*4*
4 miesiące później, obóz w wąwózie pod Atlantą
Chłopak w wieku szesnastu lat podbiegł do idącego w stronę lasu mężczyzny z kuszą.
-Daryl, poczekaj!- krzyknął za nim, a mężczyzna zatrzymał się i spojrzał na niego.
-O co chodzi, Jason?
-Wiem że idziesz na polowanie dlatego chciałbym się przyłączyć.

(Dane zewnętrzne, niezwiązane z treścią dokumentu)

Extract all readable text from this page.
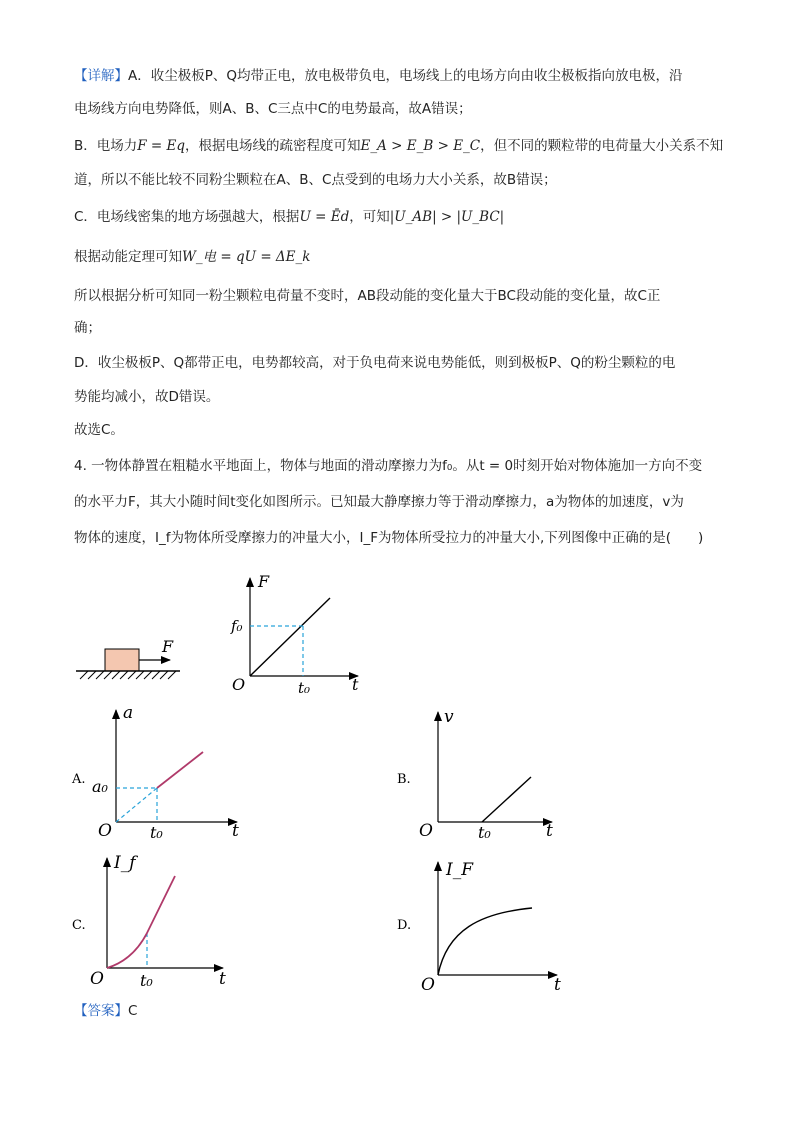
【详解】A．收尘极板P、Q均带正电，放电极带负电，电场线上的电场方向由收尘极板指向放电极，沿
电场线方向电势降低，则A、B、C三点中C的电势最高，故A错误；
B．电场力F = Eq，根据电场线的疏密程度可知E_A > E_B > E_C，但不同的颗粒带的电荷量大小关系不知
道，所以不能比较不同粉尘颗粒在A、B、C点受到的电场力大小关系，故B错误；
C．电场线密集的地方场强越大，根据U = Ēd，可知|U_AB| > |U_BC|
根据动能定理可知W_电 = qU = ΔE_k
所以根据分析可知同一粉尘颗粒电荷量不变时，AB段动能的变化量大于BC段动能的变化量，故C正
确；
D．收尘极板P、Q都带正电，电势都较高，对于负电荷来说电势能低，则到极板P、Q的粉尘颗粒的电
势能均减小，故D错误。
故选C。
4. 一物体静置在粗糙水平地面上，物体与地面的滑动摩擦力为f₀。从t = 0时刻开始对物体施加一方向不变
的水平力F，其大小随时间t变化如图所示。已知最大静摩擦力等于滑动摩擦力，a为物体的加速度，v为
物体的速度，I_f为物体所受摩擦力的冲量大小，I_F为物体所受拉力的冲量大小,下列图像中正确的是(　　)
F
F
t
O
f₀
t₀
a
t
O
a₀
t₀
A.
v
t
O	t₀
B.
I_f
t
O t₀
C.
I_F
t
O
D.
【答案】C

-To nie jest najlepszy pomysł.
-Czemu? Umiem trochę posługiwać się bronią, Amara mnie tego uczyła, a ona jest w tym najlepsza.
-Skończ gadać. Cały obóz ma dosyć twoich historyjek o nie zwyciężonej pani doktor i o tym czego to ona nie potrafi. Masz strasznie wybujałą wyobraźnie.
-To nie prawda, lubią gdy im opowiadam, a zwłaszcza wieczorem przy ognisku. Na pewno gdzieś tam jest i mnie szuka, wiem to. Ale skoro nie chcesz bym z tobą szedł, musisz wiedzieć jak ona wygląda.
-A to niby po co?
-Możesz ją spotkać. Ma ciemne włosy i niebieskie oczy...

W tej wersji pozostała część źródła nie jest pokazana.